Two big-city columnists had found a headline in e.e. cummings' deadly little poem "Buffalo Bill":… how do you like your blueeyed boy Mister Death
Someone, maybe Crawford, had pasted the quotation inside the cover of the file.
There was no clear correlation between where Bill abducted the young women and where he dumped them.
In the cases where the bodies were found soon enough for an accurate determination of time of death, police learned another thing the killer did: Bill kept them for a while, alive. These victims did not die until a week to ten days after they were abducted. That meant he had to have a place to keep them and a place to work in privacy. It meant he wasn't a drifter. He was more of a trapdoor spider. With his own digs. Somewhere.
That horrified the public more than anything-- his holding them for a week or more, knowing he would kill them.

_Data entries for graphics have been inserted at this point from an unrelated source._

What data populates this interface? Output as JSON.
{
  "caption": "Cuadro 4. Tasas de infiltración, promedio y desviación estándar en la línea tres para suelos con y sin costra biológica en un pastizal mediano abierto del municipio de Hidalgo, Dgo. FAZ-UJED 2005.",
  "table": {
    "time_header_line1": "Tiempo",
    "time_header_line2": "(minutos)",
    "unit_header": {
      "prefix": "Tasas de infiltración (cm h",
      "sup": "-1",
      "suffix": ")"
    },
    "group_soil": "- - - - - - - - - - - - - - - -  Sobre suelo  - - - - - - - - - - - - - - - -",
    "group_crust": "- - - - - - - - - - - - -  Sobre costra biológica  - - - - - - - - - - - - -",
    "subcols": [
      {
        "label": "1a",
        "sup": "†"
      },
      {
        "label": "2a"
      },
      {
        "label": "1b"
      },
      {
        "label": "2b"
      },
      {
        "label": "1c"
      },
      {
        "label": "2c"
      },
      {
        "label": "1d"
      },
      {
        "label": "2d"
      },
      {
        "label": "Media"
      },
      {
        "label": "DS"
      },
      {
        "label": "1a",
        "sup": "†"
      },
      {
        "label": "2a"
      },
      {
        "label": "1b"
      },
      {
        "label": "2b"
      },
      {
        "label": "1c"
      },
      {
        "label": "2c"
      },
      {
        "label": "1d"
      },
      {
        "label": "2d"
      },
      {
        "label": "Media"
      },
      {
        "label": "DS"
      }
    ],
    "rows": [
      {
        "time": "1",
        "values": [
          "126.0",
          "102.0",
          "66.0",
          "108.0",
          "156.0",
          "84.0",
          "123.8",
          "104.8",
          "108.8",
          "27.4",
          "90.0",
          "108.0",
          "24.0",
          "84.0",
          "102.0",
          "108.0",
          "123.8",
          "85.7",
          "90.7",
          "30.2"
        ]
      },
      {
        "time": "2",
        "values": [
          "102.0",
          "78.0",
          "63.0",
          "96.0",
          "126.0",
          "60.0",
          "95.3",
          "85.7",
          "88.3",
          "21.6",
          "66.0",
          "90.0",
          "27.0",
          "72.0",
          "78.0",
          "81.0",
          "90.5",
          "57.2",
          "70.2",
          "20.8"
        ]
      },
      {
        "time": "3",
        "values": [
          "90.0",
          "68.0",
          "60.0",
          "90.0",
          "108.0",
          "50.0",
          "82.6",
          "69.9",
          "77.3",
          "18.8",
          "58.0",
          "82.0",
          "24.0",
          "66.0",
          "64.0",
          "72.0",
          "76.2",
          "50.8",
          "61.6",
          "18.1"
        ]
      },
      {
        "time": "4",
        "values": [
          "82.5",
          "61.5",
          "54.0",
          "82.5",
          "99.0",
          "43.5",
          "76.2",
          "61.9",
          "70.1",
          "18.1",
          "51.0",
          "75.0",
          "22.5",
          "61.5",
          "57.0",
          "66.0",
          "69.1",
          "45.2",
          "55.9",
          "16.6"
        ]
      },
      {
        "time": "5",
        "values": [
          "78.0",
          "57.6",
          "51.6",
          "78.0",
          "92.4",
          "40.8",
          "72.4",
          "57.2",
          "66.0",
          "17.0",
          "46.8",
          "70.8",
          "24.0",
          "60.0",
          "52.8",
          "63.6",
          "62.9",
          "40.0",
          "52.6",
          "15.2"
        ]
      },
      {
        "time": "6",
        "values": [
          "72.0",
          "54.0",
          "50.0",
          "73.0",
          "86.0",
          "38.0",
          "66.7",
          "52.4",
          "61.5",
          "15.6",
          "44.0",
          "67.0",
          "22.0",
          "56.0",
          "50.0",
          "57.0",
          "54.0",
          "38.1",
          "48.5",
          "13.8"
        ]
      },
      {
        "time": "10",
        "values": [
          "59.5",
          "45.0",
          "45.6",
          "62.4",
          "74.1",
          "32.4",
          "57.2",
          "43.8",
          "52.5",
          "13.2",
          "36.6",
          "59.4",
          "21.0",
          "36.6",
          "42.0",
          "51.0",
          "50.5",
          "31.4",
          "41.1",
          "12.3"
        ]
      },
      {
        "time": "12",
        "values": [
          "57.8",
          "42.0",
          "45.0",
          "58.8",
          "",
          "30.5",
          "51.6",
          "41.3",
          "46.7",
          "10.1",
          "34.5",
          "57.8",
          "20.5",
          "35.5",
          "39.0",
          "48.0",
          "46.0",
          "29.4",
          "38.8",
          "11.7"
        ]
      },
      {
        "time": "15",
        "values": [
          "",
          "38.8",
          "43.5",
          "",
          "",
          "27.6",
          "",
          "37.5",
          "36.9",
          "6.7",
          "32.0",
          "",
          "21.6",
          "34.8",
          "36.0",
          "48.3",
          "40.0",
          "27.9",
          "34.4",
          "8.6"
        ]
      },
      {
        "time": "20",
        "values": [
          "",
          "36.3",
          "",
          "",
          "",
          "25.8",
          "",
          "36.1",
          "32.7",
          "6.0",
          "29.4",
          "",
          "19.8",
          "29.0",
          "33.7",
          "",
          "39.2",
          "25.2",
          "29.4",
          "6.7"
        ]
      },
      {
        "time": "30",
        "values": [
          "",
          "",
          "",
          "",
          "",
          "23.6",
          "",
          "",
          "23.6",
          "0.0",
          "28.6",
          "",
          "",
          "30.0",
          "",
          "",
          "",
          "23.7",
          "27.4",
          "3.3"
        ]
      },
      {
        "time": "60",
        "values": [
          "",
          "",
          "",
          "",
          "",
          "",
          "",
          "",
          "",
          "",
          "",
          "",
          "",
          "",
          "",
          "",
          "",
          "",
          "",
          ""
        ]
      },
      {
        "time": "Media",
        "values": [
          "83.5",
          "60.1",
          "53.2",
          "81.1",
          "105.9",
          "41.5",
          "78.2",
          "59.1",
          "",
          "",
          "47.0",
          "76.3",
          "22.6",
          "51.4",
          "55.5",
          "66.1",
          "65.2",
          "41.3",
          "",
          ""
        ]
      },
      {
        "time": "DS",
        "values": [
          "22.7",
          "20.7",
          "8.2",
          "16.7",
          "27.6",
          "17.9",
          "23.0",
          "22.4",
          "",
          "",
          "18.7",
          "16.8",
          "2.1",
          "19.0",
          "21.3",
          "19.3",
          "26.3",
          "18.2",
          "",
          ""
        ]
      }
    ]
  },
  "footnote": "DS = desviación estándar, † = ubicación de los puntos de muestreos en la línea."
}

Two were hanged, three shot. There was no evidence of rape or physical abuse prior to death, and the autopsy protocols recorded no evidence of "specifically genital" disfigurement, though pathologists noted it would be almost impossible to determine these things in the more deteriorated bodies.
All were found naked. In two cases, articles of the victims' outer clothing were found beside the road near their homes, slit up the back like funeral suits.
Starling got through the photographs all right. Floaters are the worst kind of dead to deal with, physically. There is an absolute pathos about them, too, as there often is about homicide victims out of doors. The indignities the victim suffers, the exposure to the elements and to casual eyes, anger you if your job permits you anger.